Lady Windermere's Fan

Lady Windermere's Fan Imagery

Relationships through Physicality

When writing a play, authors have a good deal of freedom with regard to their stage directions. They can give specific notes on how to say each line, how to move, and which set/props to use, or they can leave it up to the director and actors. One important aspect of this show's imagery, which Wilde chooses to give a lot of detail about in the stage directions, is the relationships of characters in physical space. For example, in the first scene it must be communicated that Lord Darlington is enamored with Lady Windermere but trying not to fully reveal it, while Lady Windermere is not romantically attracted to Lord Darlington and moves happily and distractedly around the room. Wilde gives details about the points at which the characters move from standing and walking to sitting at the table and on the couch, which accompanies the friendly conversation to create the audience's first impressions of their relationship and feeling towards one another.

Australia

Oscar Wilde creates moment of light humor when the Duchess of Berwick describes Australia to Mr. Hopper, perhaps trying to demonstrate her and her daughter's learnedness. The woman says, "It must be so pretty with all the dear little kangaroos flying about. Agatha has found it on the map. What a curious shape it is! Just like a large packing case" (21). The description, though detailed and even containing figurative language, demonstrates how little the frivolous Duchess knows about Australia and likely the world at large.

Mrs. Erlynne

Since Mrs. Erlynne is the main source of gossip in the play, characters often talk together about her, focusing on different aspects and attributes. Some conversations focus on her physical attributes, while others discuss her use of feminine wiles to associate with various men as well as women to promote herself socially. It is of special importance that she is described by multiple characters before she herself appears onstage during Act II, meaning the audience will make their impressions from the imagery in the dialogue of Act I.

Mrs. Erlynne's Own Feelings

While Mrs. Erlynne is discussed by many if not all of the other characters, she also has a rich inner life as depicted more and more throughout the play. Wilde describes her emotional experience vividly for the audience in the dialogue of Act III in which Mrs. Erlynne tries to convince Lady Windermere not to leave her husband and child. Mrs. Erlynne's most effective tactic is passionately describing the feeling of leaving one's child and being cast out of society.
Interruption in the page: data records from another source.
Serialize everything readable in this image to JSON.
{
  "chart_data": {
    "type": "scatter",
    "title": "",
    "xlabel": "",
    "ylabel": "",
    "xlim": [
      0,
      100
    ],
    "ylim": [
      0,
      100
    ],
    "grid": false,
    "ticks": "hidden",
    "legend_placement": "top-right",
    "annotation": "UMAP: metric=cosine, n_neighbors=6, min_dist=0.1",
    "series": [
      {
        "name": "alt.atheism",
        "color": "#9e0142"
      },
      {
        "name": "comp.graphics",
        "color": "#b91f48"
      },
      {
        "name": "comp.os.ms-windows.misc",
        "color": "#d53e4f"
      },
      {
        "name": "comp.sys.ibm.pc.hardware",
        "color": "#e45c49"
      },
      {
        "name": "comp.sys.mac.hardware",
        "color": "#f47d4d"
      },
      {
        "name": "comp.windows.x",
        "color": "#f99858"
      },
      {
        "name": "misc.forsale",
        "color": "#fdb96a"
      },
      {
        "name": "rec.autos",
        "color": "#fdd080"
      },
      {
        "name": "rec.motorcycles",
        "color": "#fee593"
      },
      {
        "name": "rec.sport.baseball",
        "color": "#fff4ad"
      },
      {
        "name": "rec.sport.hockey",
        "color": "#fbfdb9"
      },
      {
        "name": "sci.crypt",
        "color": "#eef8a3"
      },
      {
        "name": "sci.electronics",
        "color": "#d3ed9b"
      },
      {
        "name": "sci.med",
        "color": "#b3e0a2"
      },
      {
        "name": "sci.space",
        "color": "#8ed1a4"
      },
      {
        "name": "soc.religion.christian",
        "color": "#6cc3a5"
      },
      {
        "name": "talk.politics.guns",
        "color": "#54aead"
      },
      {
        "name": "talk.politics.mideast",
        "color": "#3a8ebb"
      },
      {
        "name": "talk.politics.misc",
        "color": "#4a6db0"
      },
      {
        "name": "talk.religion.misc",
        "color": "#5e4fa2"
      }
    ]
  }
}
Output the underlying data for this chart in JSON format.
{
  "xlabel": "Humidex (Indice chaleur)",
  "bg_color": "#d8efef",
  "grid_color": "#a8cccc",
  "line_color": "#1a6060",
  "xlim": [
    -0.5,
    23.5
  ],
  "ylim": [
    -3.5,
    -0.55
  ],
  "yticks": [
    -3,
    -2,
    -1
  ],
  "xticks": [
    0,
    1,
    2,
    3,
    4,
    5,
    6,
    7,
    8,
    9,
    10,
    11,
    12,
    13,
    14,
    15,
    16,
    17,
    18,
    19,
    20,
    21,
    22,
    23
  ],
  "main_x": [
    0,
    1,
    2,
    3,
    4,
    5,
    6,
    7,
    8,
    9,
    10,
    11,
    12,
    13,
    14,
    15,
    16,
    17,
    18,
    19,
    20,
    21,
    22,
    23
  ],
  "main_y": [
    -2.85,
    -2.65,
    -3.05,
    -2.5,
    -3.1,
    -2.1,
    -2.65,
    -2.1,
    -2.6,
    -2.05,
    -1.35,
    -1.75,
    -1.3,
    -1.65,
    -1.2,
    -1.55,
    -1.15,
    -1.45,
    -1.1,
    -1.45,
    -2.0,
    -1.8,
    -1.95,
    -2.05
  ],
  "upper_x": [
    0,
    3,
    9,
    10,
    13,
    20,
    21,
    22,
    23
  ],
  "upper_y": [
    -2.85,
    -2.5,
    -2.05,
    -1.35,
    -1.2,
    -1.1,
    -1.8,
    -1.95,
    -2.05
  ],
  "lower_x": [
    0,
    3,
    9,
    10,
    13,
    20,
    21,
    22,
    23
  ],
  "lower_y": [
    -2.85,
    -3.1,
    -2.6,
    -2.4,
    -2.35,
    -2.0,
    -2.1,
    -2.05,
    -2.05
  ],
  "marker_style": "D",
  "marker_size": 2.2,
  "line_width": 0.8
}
In one of the most moving sections, the woman says:

You don’t know what it is to fall into the pit, to be despised, mocked, abandoned, sneered at - ­to be an outcast! to find the door shut against one, to have to creep in by hideous byways, afraid every moment lest the mask should be stripped from one’s face, and all the while to hear the laughter, the horrible laughter of the world, a thing more tragic than all the tears the world has ever shed. You don’t know what it is. One pays for one’s sin, and then one pays again, and all one’s life one pays.

Mrs. Erlynne uses repetition to drive her points home as well as to show how long, tedious, and emotionally taxing particular parts of her experience have been. She also uses the metaphors of closed doors and masks to show the way society can close itself to people and they must wear a disguise to try to get back in. In addition, her focus on the vivid experience of hearing horrible, surrounding laughter is especially strong imagery.